At the center of the debate is FMCSA’s proposed Split Duty Period Pilot Program, which would allow participating drivers a single off‑duty, sleeper‑berth, or on‑duty/not‑driving pause of 30 minutes to three hours at a pickup or delivery location. That pause would not count against the 14‑hour “driving window,” potentially extending the elapsed workday to as much as 17 hours (with the 11‑hour driving cap unchanged). A companion Flexible Sleeper Berth pilot would evaluate additional splits—such as 6/4 and 5/5—beyond today’s 8/2 and 7/3 options. Each pilot envisions roughly 256 CDL drivers and would proceed only if safety is found equivalent to current rules.
Why it matters for fleets and drivers: extending the on‑duty window could rewire daily operations. Shippers and receivers would gain scheduling leeway, but carriers could face new compliance and liability exposure if pauses are used to mask excessive detention or if drivers feel pressure to keep working after a long on‑duty day. FMCSA has signaled it could remove participants or terminate a pilot if safety risks emerge—an important backstop, but one that won’t prevent real‑world coercion unless fleets enforce clear policies and paper trails on when and how a pause can be used.

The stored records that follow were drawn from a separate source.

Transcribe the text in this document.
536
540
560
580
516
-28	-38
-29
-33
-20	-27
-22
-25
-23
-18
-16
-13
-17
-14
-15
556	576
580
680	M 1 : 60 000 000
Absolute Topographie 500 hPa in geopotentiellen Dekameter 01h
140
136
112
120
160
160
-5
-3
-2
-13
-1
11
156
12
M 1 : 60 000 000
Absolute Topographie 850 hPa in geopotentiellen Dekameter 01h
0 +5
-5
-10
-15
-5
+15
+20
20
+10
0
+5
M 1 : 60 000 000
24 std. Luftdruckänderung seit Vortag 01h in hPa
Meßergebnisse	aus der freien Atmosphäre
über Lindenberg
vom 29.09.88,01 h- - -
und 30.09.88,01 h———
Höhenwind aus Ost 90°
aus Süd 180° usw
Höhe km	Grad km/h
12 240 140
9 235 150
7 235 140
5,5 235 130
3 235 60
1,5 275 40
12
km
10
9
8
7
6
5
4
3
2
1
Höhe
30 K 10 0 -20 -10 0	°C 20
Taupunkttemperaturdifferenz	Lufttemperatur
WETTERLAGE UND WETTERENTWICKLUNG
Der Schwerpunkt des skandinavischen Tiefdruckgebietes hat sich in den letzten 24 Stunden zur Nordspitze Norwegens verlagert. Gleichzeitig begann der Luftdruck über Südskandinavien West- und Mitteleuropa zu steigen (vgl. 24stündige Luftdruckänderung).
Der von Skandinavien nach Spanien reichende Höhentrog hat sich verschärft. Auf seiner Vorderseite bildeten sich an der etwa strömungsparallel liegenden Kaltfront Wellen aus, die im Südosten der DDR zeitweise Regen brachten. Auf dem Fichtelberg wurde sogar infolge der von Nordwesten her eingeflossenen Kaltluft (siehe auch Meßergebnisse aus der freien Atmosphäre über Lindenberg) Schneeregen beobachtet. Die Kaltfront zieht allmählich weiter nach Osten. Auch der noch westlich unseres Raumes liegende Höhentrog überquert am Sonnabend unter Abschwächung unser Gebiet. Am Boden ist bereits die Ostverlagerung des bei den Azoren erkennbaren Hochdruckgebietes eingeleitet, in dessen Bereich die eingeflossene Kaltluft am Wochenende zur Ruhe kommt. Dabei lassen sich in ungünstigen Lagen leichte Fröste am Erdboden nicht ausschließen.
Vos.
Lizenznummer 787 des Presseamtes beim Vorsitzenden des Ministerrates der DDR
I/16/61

Fresh signal from Washington: On the same day comments closed, FMCSA published a separate notice seeking input on a data collection effort to analyze how driver schedules relate to crash and violation risk. The agency says it “needs additional data” on work patterns and performance—an acknowledgment that the fatigue and scheduling trade‑offs at issue in the pilot proposals still aren’t fully quantified. Comments on that information‑collection plan are due Jan. 16, 2026.
Taken together, the moves underscore a fork in the road: FMCSA is testing ways to give drivers more control over when they rest and when they run, yet safety advocates argue that adding exceptions to hours‑of‑service invites longer days and cumulative fatigue unless detention and pay practices are addressed head‑on. For safety‑minded carriers, the operational takeaway is straightforward—any flexibility must be paired with guardrails that keep pause decisions with the driver, document detention, and prohibit dispatch or customer pressure to extend a shift.
Regulatory context to watch: While hours‑of‑service dominated drivers’ attention this week, FMCSA also moved Monday to push back compliance deadlines for three provisions of its broker and freight forwarder financial responsibility rule to January 2026—drawing criticism from small carriers who wanted stricter oversight sooner. The timing highlights an agency juggling multiple high‑impact rulemakings even as it weighs whether an extended workday can be done without compromising safety.
What’s next: FMCSA will review comments on the pause‑the‑clock and sleeper‑berth pilots and decide whether to proceed to field testing. If either pilot advances, expect participating fleets to tighten ELD configurations, revise customer service‑level agreements to discourage unnecessary detention, and train dispatchers to treat the pause as a safety tool—not a productivity lever.